LessPay homage to the auto at this cheeky Stonehenge replica assembled from 39 discarded cars. The faithful reproduction, along with other car-part art, rises out of a field 3 miles north of Alliance and the junction with US 385, the road to the Black Hills of South Dakota.
Housing a jaw-dropping collection of self-taught (or "outsider" art), Maryland's AVAM is a celebration of unbridled creativity utterly free of arts-scene pretension. Across two buildings and two sculpture parks, you'll find broken-mirror collages, homemade robots and flying apparatuses, elaborate sculptural works made of needlepoint, and gigantic model ships painstakingly created from matchsticks. The whimsical automatons in the Cabaret Mechanical Theater are worth a closer look.

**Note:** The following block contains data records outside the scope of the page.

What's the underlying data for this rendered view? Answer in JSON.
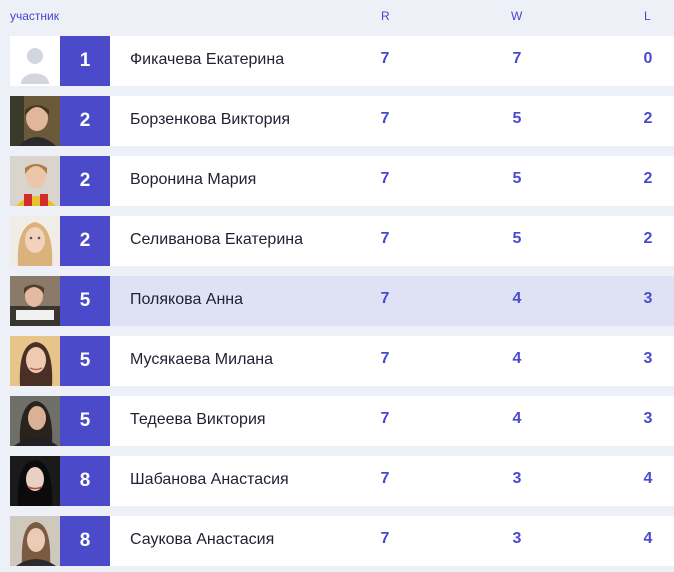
{
  "header": {
    "participant": "участник",
    "r": "R",
    "w": "W",
    "l": "L"
  },
  "rows": [
    {
      "rank": "1",
      "name": "Фикачева Екатерина",
      "r": "7",
      "w": "7",
      "l": "0",
      "avatar": "default-avatar-icon"
    },
    {
      "rank": "2",
      "name": "Борзенкова Виктория",
      "r": "7",
      "w": "5",
      "l": "2",
      "avatar": "player-photo"
    },
    {
      "rank": "2",
      "name": "Воронина Мария",
      "r": "7",
      "w": "5",
      "l": "2",
      "avatar": "player-photo"
    },
    {
      "rank": "2",
      "name": "Селиванова Екатерина",
      "r": "7",
      "w": "5",
      "l": "2",
      "avatar": "player-photo"
    },
    {
      "rank": "5",
      "name": "Полякова Анна",
      "r": "7",
      "w": "4",
      "l": "3",
      "avatar": "player-photo",
      "highlighted": true
    },
    {
      "rank": "5",
      "name": "Мусякаева Милана",
      "r": "7",
      "w": "4",
      "l": "3",
      "avatar": "player-photo"
    },
    {
      "rank": "5",
      "name": "Тедеева Виктория",
      "r": "7",
      "w": "4",
      "l": "3",
      "avatar": "player-photo"
    },
    {
      "rank": "8",
      "name": "Шабанова Анастасия",
      "r": "7",
      "w": "3",
      "l": "4",
      "avatar": "player-photo"
    },
    {
      "rank": "8",
      "name": "Саукова Анастасия",
      "r": "7",
      "w": "3",
      "l": "4",
      "avatar": "player-photo"
    }
  ],
  "colors": {
    "accent": "#4a4acb",
    "stat_text": "#4a4ad1",
    "highlight_row": "#dfe2f4",
    "page_bg": "#eef0f7"
  }
}
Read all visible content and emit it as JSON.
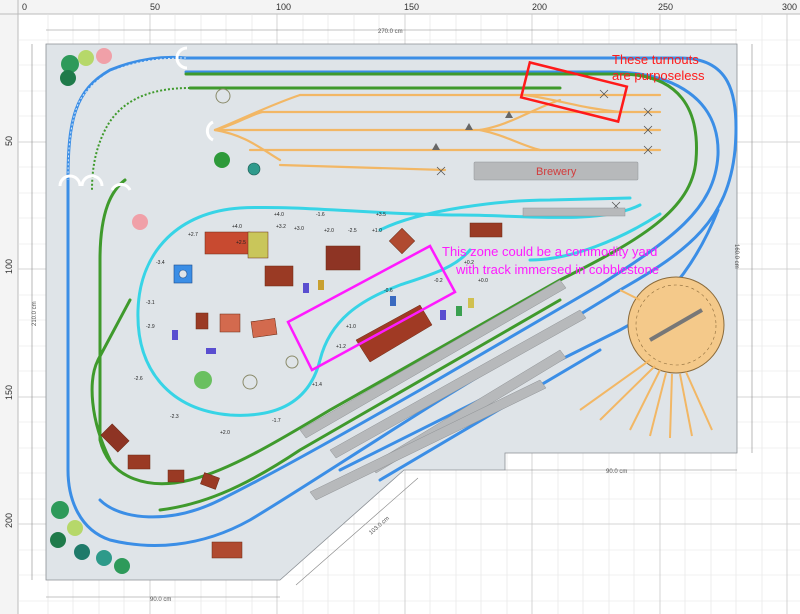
{
  "rulers": {
    "top_ticks": [
      "0",
      "50",
      "100",
      "150",
      "200",
      "250",
      "300"
    ],
    "left_ticks": [
      "50",
      "100",
      "150",
      "200"
    ]
  },
  "dimensions": {
    "top": "270.0 cm",
    "right": "160.0 cm",
    "left": "210.0 cm",
    "bottom_left": "90.0 cm",
    "bottom_right": "90.0 cm",
    "diagonal": "103.0 cm"
  },
  "labels": {
    "brewery": "Brewery"
  },
  "annotations": {
    "turnouts_line1": "These turnouts",
    "turnouts_line2": "are purposeless",
    "commodity_line1": "This zone could be a commodity yard",
    "commodity_line2": "with track immersed in cobblestone"
  },
  "grades": [
    "+4.0",
    "+4.0",
    "+3.2",
    "-1.6",
    "+2.0",
    "-2.5",
    "+3.5",
    "+1.0",
    "+2.7",
    "-3.4",
    "-3.1",
    "-2.9",
    "-2.6",
    "-2.3",
    "+2.0",
    "-1.7",
    "+1.4",
    "+1.2",
    "+1.0",
    "-0.6",
    "-0.2",
    "+0.2",
    "+0.0",
    "+3.0",
    "+2.5"
  ],
  "colors": {
    "board": "#dfe4e8",
    "track_blue": "#3b8ee6",
    "track_green": "#3f9a2c",
    "track_cyan": "#37d4e6",
    "track_yard": "#f2b765",
    "turntable": "#f4c98a",
    "annotation_red": "#ff1a1a",
    "annotation_magenta": "#ff1aff"
  }
}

Nevada's Highway 50 is known as the "Loneliest Road in America," and intrepid drivers that navigate the vast, empty, isolated landscape will be rewarded with a series of quirky landmarks. One storied site is the Shoe Tree, where you can leave your sneakers as an offering to offbeat America. Why drive the Loneliest Road in America? As mountaineer George Mallory said about Everest: "Because it's there." (And yes, Mallory disappeared while attempting the feat, but the lesson still applies.)
Ghost lights, mystery lights…call them what you want, but the Marfa Lights, flickering beneath the Chinati Mountains in Texas, have been capturing travelers’ imaginations for over a century. On many nights, the mystery seems to be whether you're merely seeing car headlights in the distance, though convincing-enough descriptions of mysterious lights on the horizon date back long before there were cars. Try your luck at this viewing area, equipped with benches, binoculars and restrooms.
Possibly the wildest highlight of any visit to St. Louis is this frivolous fun house in a vast old shoe factory. The Museum of Mirth, Mystery & Mayhem sets the tone. Run, jump, and explore all manner of exhibits, including a seven-story slide. The summer-only rooftop offers all manner of weird and wonderful fun, including a flamboyant Ferris wheel and a wild slide.
Insert tongue firmly in cheek and step right up for an acrid cup of eternal youth at this kitschy "archaeological park" in Florida. As the story goes, Spanish explorer Juan Ponce de León came ashore here in 1513, considered this freshwater stream the possible legendary Fountain of Youth, and promptly charged folks 15 bucks to take a gander. We may be kidding about that last part. At the least, there is some kid-friendly living history reenactment going on at this spot.